American television series

Wanna Be a VJ was a show and contest on MTV in the United States. Contestants were selected from the crowd around MTV's Times Square office, and narrowed down via challenges testing the applicants' music knowledge and personality. Once narrowed down to six contestants, viewers were allowed to vote for contestants by telephone and on the Internet. The winner was awarded $25,000 and a one-year contract to be a veejay on Total Request Live. All three events were hosted by Carson Daly.

==Wanna Be a VJ (1998)==
In the first Wanna Be a VJ contest Jesse Camp beat Dave Holmes. Holmes ended up hosting various shows on MTV until 2001.

Camp's unexpected victory caused many viewers to suspect foul play. The Village Voice ran an article in which a source, identified only by his online handle "UglyPig", claimed to have hacked the voting site, allowing him to vote more than 3,000 times.

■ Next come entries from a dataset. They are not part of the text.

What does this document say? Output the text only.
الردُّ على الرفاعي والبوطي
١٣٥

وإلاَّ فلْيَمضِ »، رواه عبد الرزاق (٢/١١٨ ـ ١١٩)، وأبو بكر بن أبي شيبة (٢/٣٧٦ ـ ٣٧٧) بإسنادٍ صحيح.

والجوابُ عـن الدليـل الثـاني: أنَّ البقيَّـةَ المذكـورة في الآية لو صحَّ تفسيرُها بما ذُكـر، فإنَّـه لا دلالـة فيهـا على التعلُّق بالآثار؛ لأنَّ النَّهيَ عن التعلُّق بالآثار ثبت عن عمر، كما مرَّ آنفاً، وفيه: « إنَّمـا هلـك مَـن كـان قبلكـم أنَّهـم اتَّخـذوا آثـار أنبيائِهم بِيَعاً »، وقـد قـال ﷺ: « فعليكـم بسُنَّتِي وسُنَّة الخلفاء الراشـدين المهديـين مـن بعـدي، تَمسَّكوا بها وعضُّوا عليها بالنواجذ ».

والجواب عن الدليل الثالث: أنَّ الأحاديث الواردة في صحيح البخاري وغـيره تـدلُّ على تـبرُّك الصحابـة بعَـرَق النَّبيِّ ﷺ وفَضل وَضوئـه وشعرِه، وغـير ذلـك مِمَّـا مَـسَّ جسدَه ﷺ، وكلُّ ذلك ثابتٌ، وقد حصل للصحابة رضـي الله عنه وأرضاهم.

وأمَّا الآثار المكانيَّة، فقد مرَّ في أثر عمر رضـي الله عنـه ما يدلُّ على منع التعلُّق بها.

==Wanna Be a VJ Too (1999)==
The second Wanna Be a VJ contest was won by 21-year-old Thalia DaCosta, from Sunrise, Florida. Chicago-born actress and media personality Marisa Sullivan, 19 at the time, was a runner-up out of the 12 finalists chosen from 8,000 hopefuls around the country to compete live on TRL in Times Square.

==Wanna Be a VJ 3 (2000)==
The third Wanna Be a VJ contest was won by Ray Munns.

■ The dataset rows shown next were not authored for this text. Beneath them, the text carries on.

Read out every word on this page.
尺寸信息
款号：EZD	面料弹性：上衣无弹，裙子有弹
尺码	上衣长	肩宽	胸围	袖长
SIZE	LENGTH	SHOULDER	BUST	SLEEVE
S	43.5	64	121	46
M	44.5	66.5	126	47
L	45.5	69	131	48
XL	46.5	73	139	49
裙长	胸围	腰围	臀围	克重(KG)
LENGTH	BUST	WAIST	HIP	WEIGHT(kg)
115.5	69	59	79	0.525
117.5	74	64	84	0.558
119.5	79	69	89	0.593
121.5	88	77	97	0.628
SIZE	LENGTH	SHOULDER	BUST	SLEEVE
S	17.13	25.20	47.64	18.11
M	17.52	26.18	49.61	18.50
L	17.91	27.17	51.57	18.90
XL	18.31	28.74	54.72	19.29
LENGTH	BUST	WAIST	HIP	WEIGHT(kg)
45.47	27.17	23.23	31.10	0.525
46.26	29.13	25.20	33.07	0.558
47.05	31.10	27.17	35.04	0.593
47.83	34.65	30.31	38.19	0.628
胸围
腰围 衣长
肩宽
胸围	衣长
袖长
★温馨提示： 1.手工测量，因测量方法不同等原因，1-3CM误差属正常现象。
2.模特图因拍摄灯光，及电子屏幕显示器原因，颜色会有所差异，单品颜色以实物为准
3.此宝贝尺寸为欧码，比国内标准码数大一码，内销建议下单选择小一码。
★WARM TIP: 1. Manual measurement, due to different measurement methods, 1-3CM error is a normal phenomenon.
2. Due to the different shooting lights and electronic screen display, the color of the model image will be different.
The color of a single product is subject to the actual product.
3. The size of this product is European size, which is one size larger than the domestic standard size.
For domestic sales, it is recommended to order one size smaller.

Munns went on to defend his job five times on a live show entitled TRL Presents: VJ for a Day, where he and the contestants introduced the eleven through fifteen videos of TRL. Ray was the first ever half-Korean VJ (he is also a quarter-Irish and a quarter-English) and was the first contest winner to stay longer than a year at MTV.

The runner up, Shannon Wiseman of Dallas, North Carolina, became a co-host for UPN's Atlanta Tonight in 2004 and the host of NASCAR.COM's Post-Race Show in 2005.